O Vereador Gilmar Santos (PT) se manifestou sobre operação realizada em pontos estratégicos do município de Petrolina, Sertão de Pernambuco, que recolheu 48 bicicletas motorizadas que estariam sendo utilizadas de forma irregular. A ação foi da Secretaria Municipal de Segurança Pública e da Autarquia Municipal de Mobilidade que levaram os equipamentos o pátio da AMMPLA.
De acordo com a AMMPLA, a operação visava prevenir o uso das bicicletas motorizadas por adolescentes. Ao todo, 45 termos de compromisso, documento assinado pelos pais dos jovens, foram emitidos. A Operação contou com o apoio da Guarda Civil Municipal (GCM), da Vara da Infância e da Juventude de Petrolina, do Ministério Público e do 2º Batalhão Integrado Especializado (2º BIESP) e do 5° Batalhão da Polícia Militar (5° BPM).
O parlamentar destacou a importância da operação: “Apoiamos sim a fiscalização e o controle sobre quem faz essa barulheira. Você não pode querer se divertir, ir e vir, tirando o sossego das outras pessoas. E nesse sentido nós apoiamos a operação”.
No entanto, Gilmar Santos fez algumas questionamentos sobre a ação.
“As perguntas que não querem calar: por que apreender as bicicletas não motorizadas? Quais as infrações? Quais as provas? Por que apreender as bicicletas desses adolescentes sem que órgãos de proteção de direitos, como o Conselho Tutelar, Defensoria Pública, Ministério Público, estivessem presentes fazendo as devidas mediações? Nós temos conhecimento de que um jovem autista foi abordado e teve sua bicicleta apreendida sem qualquer consideração do agente de segurança sobre a sua condição especial”, questionou.
O Vereador chamou atenção ainda para a falta de opções de lazer e esporte dirigidas aos jovens das periferias.
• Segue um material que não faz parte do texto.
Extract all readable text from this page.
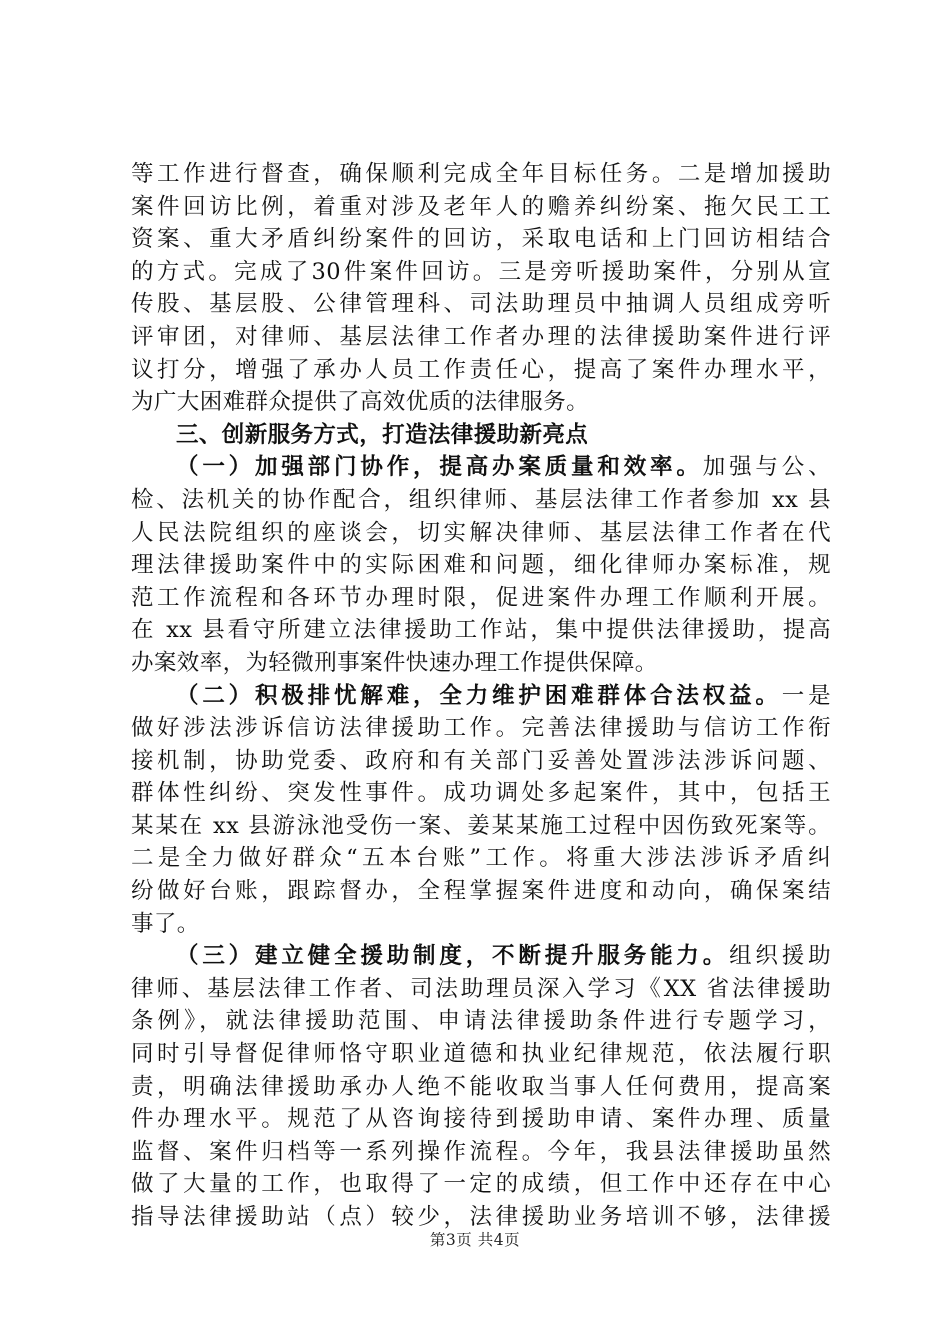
等工作进行督查，确保顺利完成全年目标任务。二是增加援助
案件回访比例，着重对涉及老年人的赡养纠纷案、拖欠民工工
资案、重大矛盾纠纷案件的回访，采取电话和上门回访相结合
的方式。完成了30件案件回访。三是旁听援助案件，分别从宣
传股、基层股、公律管理科、司法助理员中抽调人员组成旁听
评审团，对律师、基层法律工作者办理的法律援助案件进行评
议打分，增强了承办人员工作责任心，提高了案件办理水平，
为广大困难群众提供了高效优质的法律服务。
三、创新服务方式，打造法律援助新亮点
（一）加强部门协作，提高办案质量和效率。加强与公、
检、法机关的协作配合，组织律师、基层法律工作者参加 xx 县
人民法院组织的座谈会，切实解决律师、基层法律工作者在代
理法律援助案件中的实际困难和问题，细化律师办案标准，规
范工作流程和各环节办理时限，促进案件办理工作顺利开展。
在 xx 县看守所建立法律援助工作站，集中提供法律援助，提高
办案效率，为轻微刑事案件快速办理工作提供保障。
（二）积极排忧解难，全力维护困难群体合法权益。一是
做好涉法涉诉信访法律援助工作。完善法律援助与信访工作衔
接机制，协助党委、政府和有关部门妥善处置涉法涉诉问题、
群体性纠纷、突发性事件。成功调处多起案件，其中，包括王
某某在 xx 县游泳池受伤一案、姜某某施工过程中因伤致死案等。
二是全力做好群众“五本台账”工作。将重大涉法涉诉矛盾纠
纷做好台账，跟踪督办，全程掌握案件进度和动向，确保案结
事了。
（三）建立健全援助制度，不断提升服务能力。组织援助
律师、基层法律工作者、司法助理员深入学习《XX 省法律援助
条例》，就法律援助范围、申请法律援助条件进行专题学习，
同时引导督促律师恪守职业道德和执业纪律规范，依法履行职
责，明确法律援助承办人绝不能收取当事人任何费用，提高案
件办理水平。规范了从咨询接待到援助申请、案件办理、质量
监督、案件归档等一系列操作流程。今年，我县法律援助虽然
做了大量的工作，也取得了一定的成绩，但工作中还存在中心
指导法律援助站（点）较少，法律援助业务培训不够，法律援
第3页 共4页
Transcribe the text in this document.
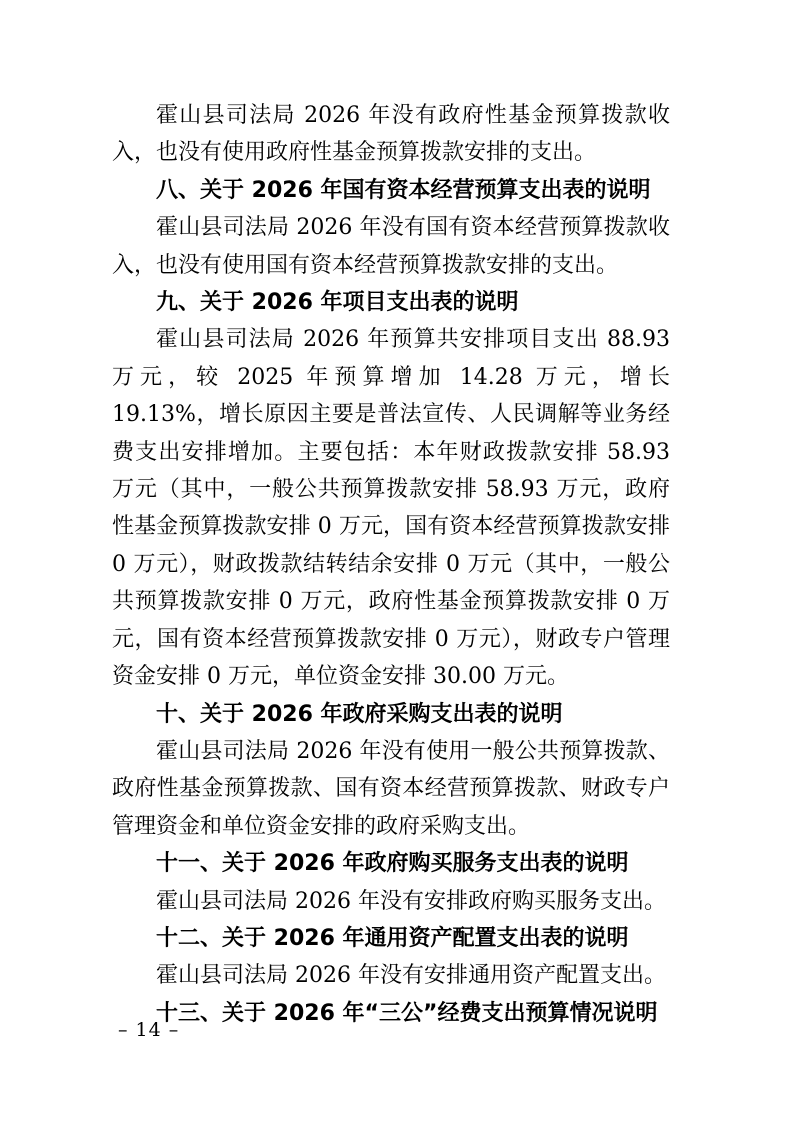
霍山县司法局 2026 年没有政府性基金预算拨款收入，也没有使用政府性基金预算拨款安排的支出。

八、关于 2026 年国有资本经营预算支出表的说明

霍山县司法局 2026 年没有国有资本经营预算拨款收入，也没有使用国有资本经营预算拨款安排的支出。

九、关于 2026 年项目支出表的说明

霍山县司法局 2026 年预算共安排项目支出 88.93 万元，较 2025 年预算增加 14.28 万元，增长 19.13%，增长原因主要是普法宣传、人民调解等业务经费支出安排增加。主要包括：本年财政拨款安排 58.93 万元（其中，一般公共预算拨款安排 58.93 万元，政府性基金预算拨款安排 0 万元，国有资本经营预算拨款安排 0 万元），财政拨款结转结余安排 0 万元（其中，一般公共预算拨款安排 0 万元，政府性基金预算拨款安排 0 万元，国有资本经营预算拨款安排 0 万元），财政专户管理资金安排 0 万元，单位资金安排 30.00 万元。

十、关于 2026 年政府采购支出表的说明

霍山县司法局 2026 年没有使用一般公共预算拨款、政府性基金预算拨款、国有资本经营预算拨款、财政专户管理资金和单位资金安排的政府采购支出。

十一、关于 2026 年政府购买服务支出表的说明

霍山县司法局 2026 年没有安排政府购买服务支出。

十二、关于 2026 年通用资产配置支出表的说明

霍山县司法局 2026 年没有安排通用资产配置支出。

十三、关于 2026 年“三公”经费支出预算情况说明
– 14 –
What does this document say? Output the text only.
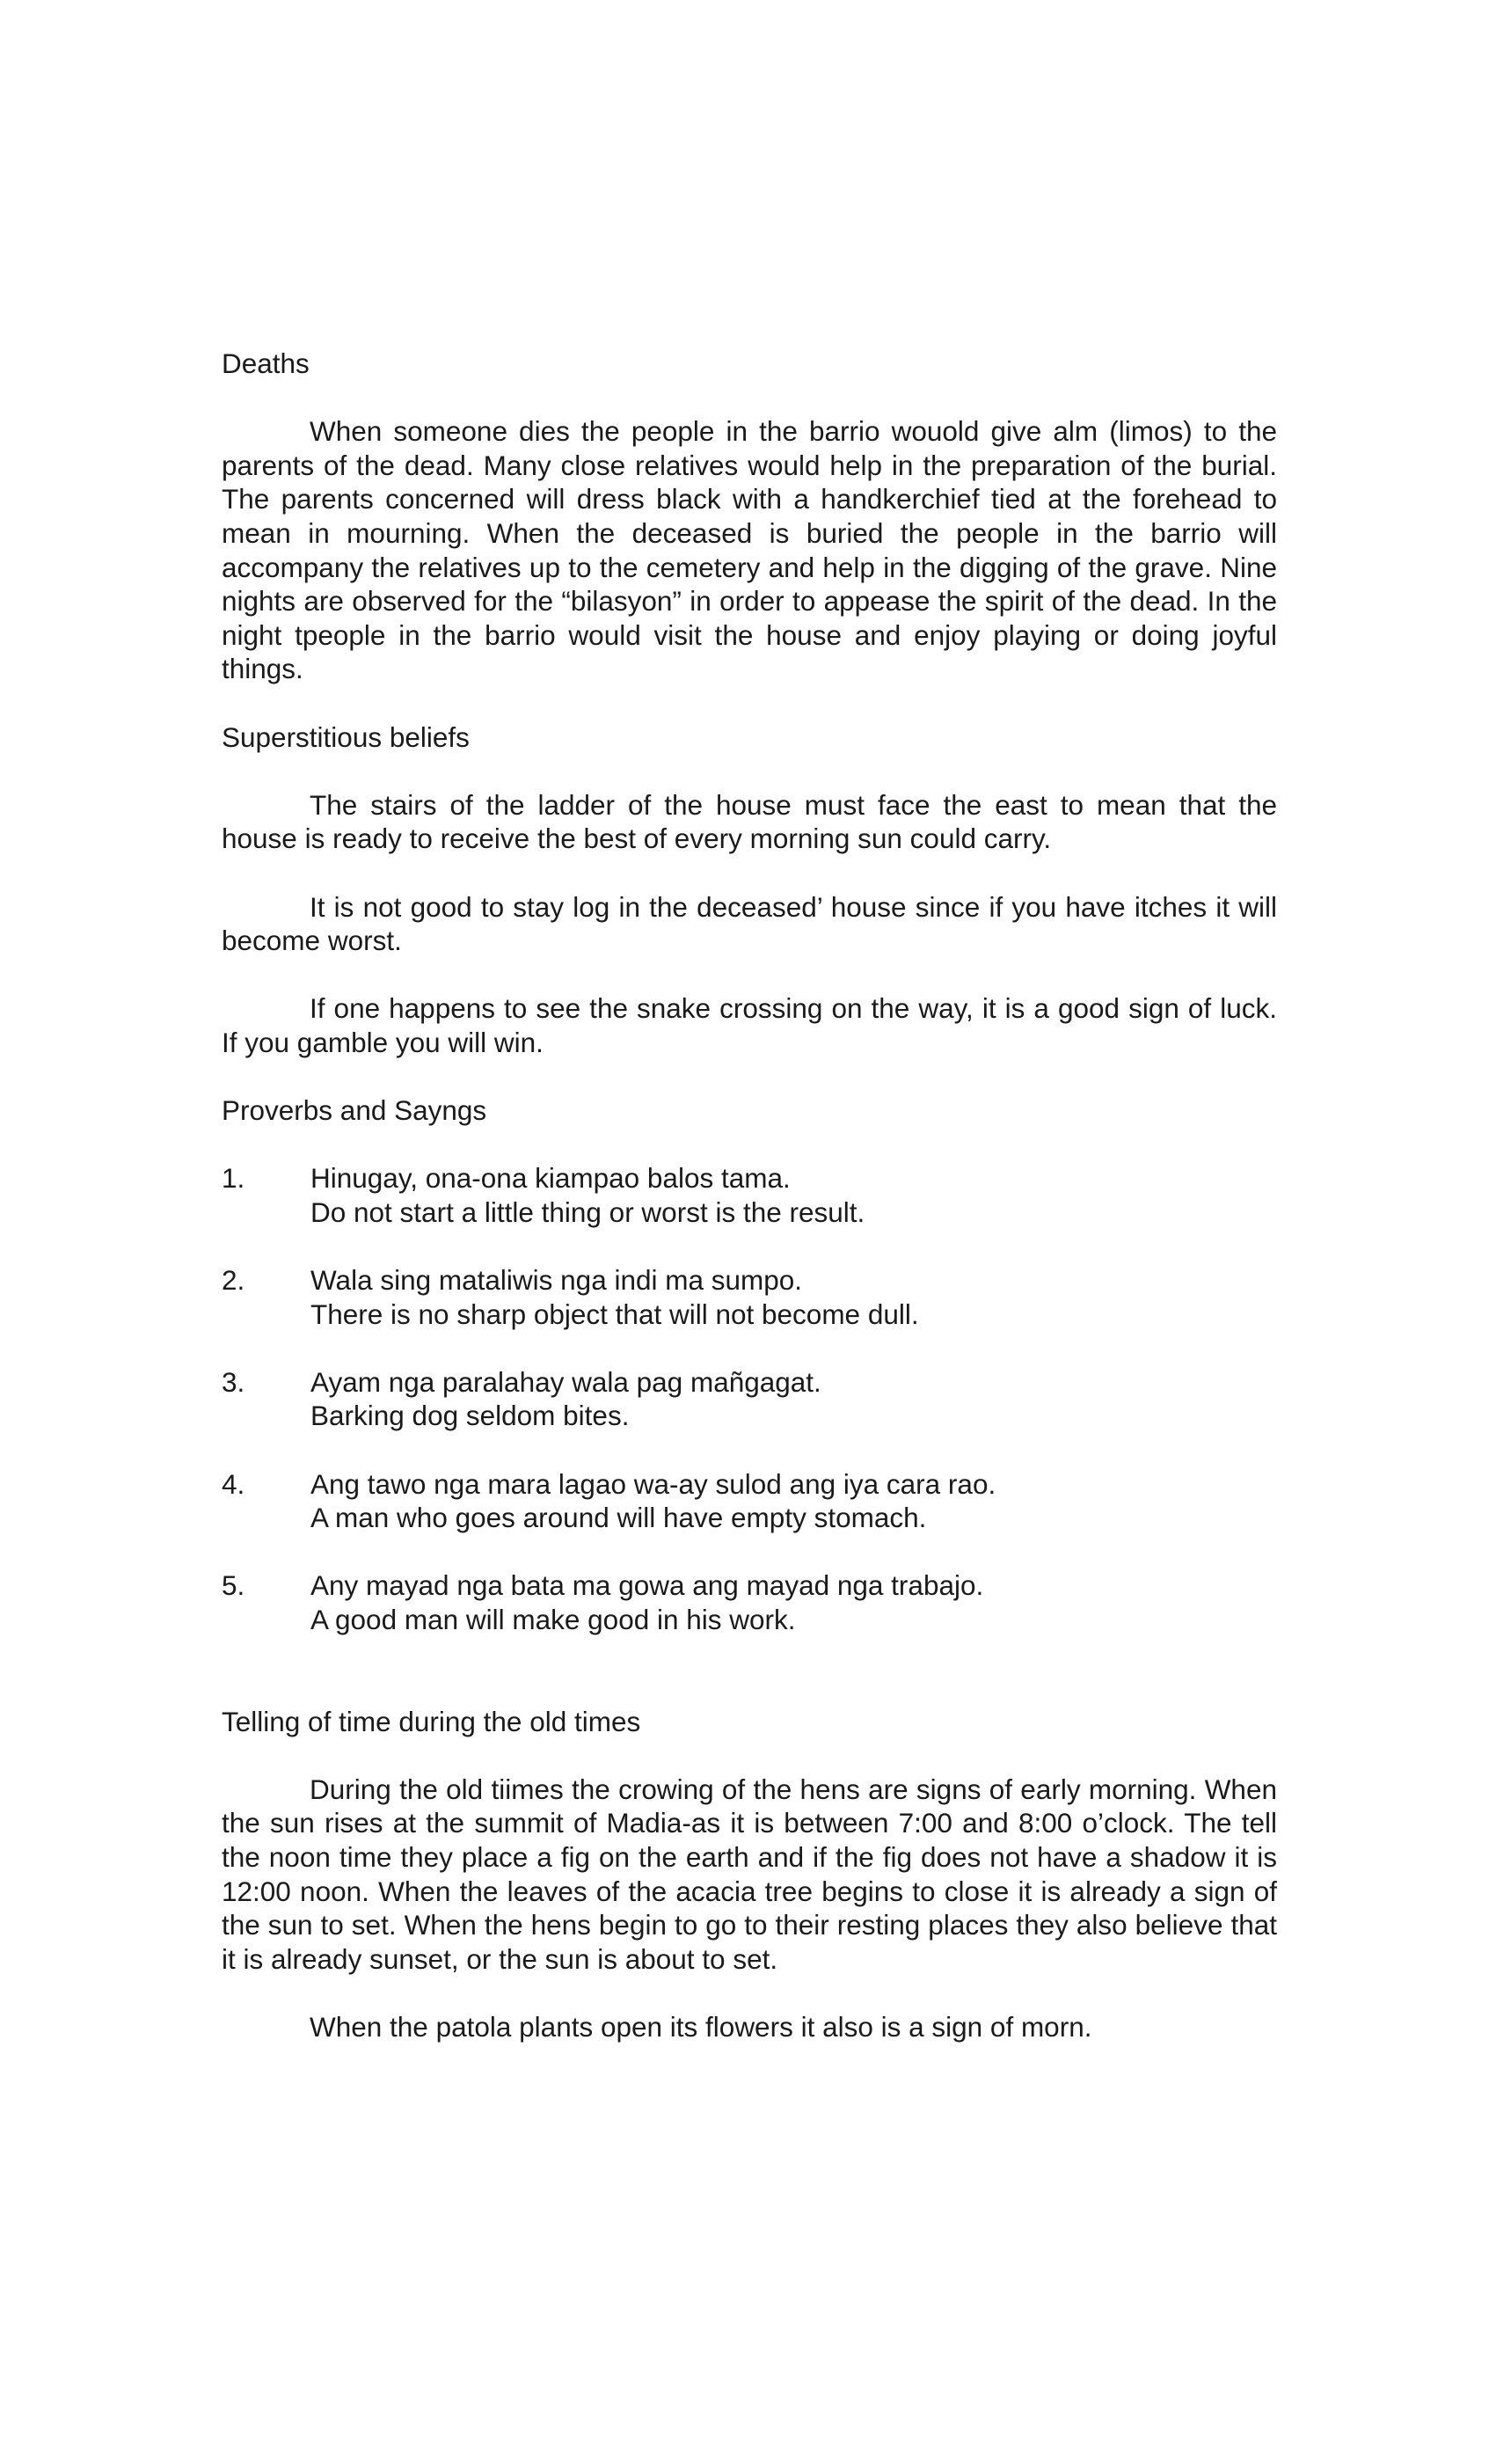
Deaths

When someone dies the people in the barrio wouold give alm (limos) to the parents of the dead. Many close relatives would help in the preparation of the burial. The parents concerned will dress black with a handkerchief tied at the forehead to mean in mourning. When the deceased is buried the people in the barrio will accompany the relatives up to the cemetery and help in the digging of the grave. Nine nights are observed for the “bilasyon” in order to appease the spirit of the dead. In the night tpeople in the barrio would visit the house and enjoy playing or doing joyful things.

Superstitious beliefs

The stairs of the ladder of the house must face the east to mean that the house is ready to receive the best of every morning sun could carry.

It is not good to stay log in the deceased’ house since if you have itches it will become worst.

If one happens to see the snake crossing on the way, it is a good sign of luck. If you gamble you will win.

Proverbs and Sayngs

1. Hinugay, ona-ona kiampao balos tama.
Do not start a little thing or worst is the result.
2. Wala sing mataliwis nga indi ma sumpo.
There is no sharp object that will not become dull.
3. Ayam nga paralahay wala pag mañgagat.
Barking dog seldom bites.
4. Ang tawo nga mara lagao wa-ay sulod ang iya cara rao.
A man who goes around will have empty stomach.
5. Any mayad nga bata ma gowa ang mayad nga trabajo.
A good man will make good in his work.

Telling of time during the old times

During the old tiimes the crowing of the hens are signs of early morning. When the sun rises at the summit of Madia-as it is between 7:00 and 8:00 o’clock. The tell the noon time they place a fig on the earth and if the fig does not have a shadow it is 12:00 noon. When the leaves of the acacia tree begins to close it is already a sign of the sun to set. When the hens begin to go to their resting places they also believe that it is already sunset, or the sun is about to set.

When the patola plants open its flowers it also is a sign of morn.
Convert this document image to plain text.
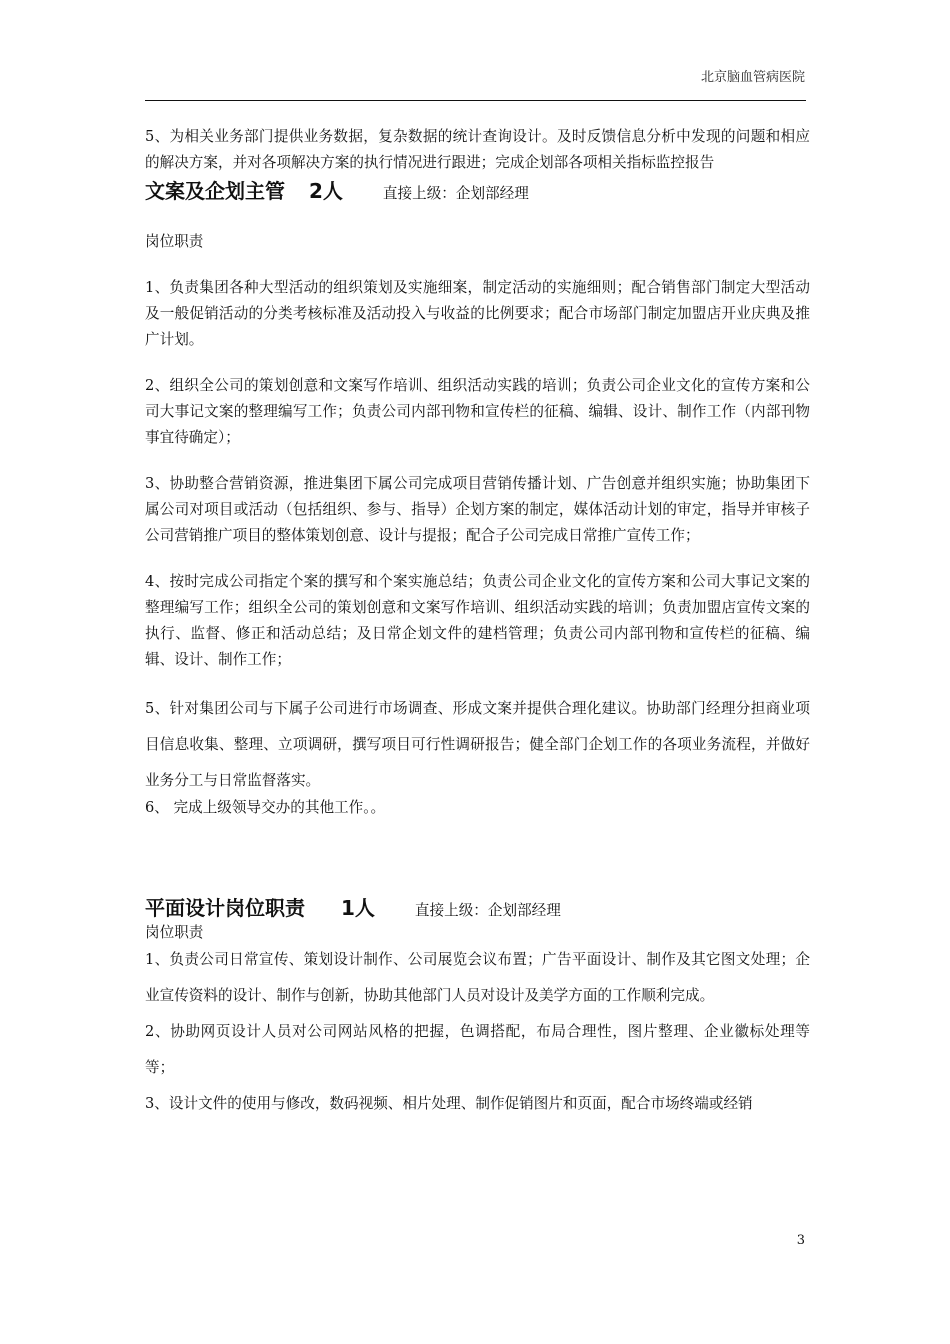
北京脑血管病医院

5、为相关业务部门提供业务数据，复杂数据的统计查询设计。及时反馈信息分析中发现的问题和相应的解决方案，并对各项解决方案的执行情况进行跟进；完成企划部各项相关指标监控报告

文案及企划主管 2人	直接上级：企划部经理

岗位职责

1、负责集团各种大型活动的组织策划及实施细案，制定活动的实施细则；配合销售部门制定大型活动及一般促销活动的分类考核标准及活动投入与收益的比例要求；配合市场部门制定加盟店开业庆典及推广计划。

2、组织全公司的策划创意和文案写作培训、组织活动实践的培训；负责公司企业文化的宣传方案和公司大事记文案的整理编写工作；负责公司内部刊物和宣传栏的征稿、编辑、设计、制作工作（内部刊物事宜待确定）；

3、协助整合营销资源，推进集团下属公司完成项目营销传播计划、广告创意并组织实施；协助集团下属公司对项目或活动（包括组织、参与、指导）企划方案的制定，媒体活动计划的审定，指导并审核子公司营销推广项目的整体策划创意、设计与提报；配合子公司完成日常推广宣传工作；

4、按时完成公司指定个案的撰写和个案实施总结；负责公司企业文化的宣传方案和公司大事记文案的整理编写工作；组织全公司的策划创意和文案写作培训、组织活动实践的培训；负责加盟店宣传文案的执行、监督、修正和活动总结；及日常企划文件的建档管理；负责公司内部刊物和宣传栏的征稿、编辑、设计、制作工作；

5、针对集团公司与下属子公司进行市场调查、形成文案并提供合理化建议。协助部门经理分担商业项目信息收集、整理、立项调研，撰写项目可行性调研报告；健全部门企划工作的各项业务流程，并做好业务分工与日常监督落实。

6、 完成上级领导交办的其他工作。。

平面设计岗位职责 1人	直接上级：企划部经理

岗位职责

1、负责公司日常宣传、策划设计制作、公司展览会议布置；广告平面设计、制作及其它图文处理；企业宣传资料的设计、制作与创新，协助其他部门人员对设计及美学方面的工作顺利完成。

2、协助网页设计人员对公司网站风格的把握，色调搭配，布局合理性，图片整理、企业徽标处理等等；

3、设计文件的使用与修改，数码视频、相片处理、制作促销图片和页面，配合市场终端或经销

3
“O que a prefeitura tem ofertado na área de esporte e lazer para essa juventude que gosta de bicicleta? Criem um programa para ocupação de algumas vias nos finais de semana ou criem um centro voltado para esses encontros. Isso vai evitar muito tanto a perturbação, os riscos e a criminalização dos jovens das periferias. Nossos jovens não praticam infração ou até crimes simplesmente porque querem. A ausência do poder público com educação, cultura, esporte e lazer, muitas vezes abre caminho para essa cultura da violência. Nunca é demais lembrar que a juventude que faz esse ‘rolezinho’ de bicicleta pela cidade é a juventude periférica, negra, pobre, que busca através dessa ação fazer o que o poder público não faz, que é oportunizar alguma diversão para quem convive com o abandono. Quer dizer então que violentos e desordeiros são apenas os jovens das nossas periferias? Quando o poder público, a prefeitura, organiza a orla, garante segurança na orla e abandona as nossas periferias, isso não é violência, isso não é promover a desordem? Nós não queremos deixar de reconhecer a importância dessa ação sobre os condutores das bicicletas motorizadas. mas compreendo que essa ação poderia ter sido melhor construída, evitando, portanto, violações de direitos desnecessárias”, observou Gilmar.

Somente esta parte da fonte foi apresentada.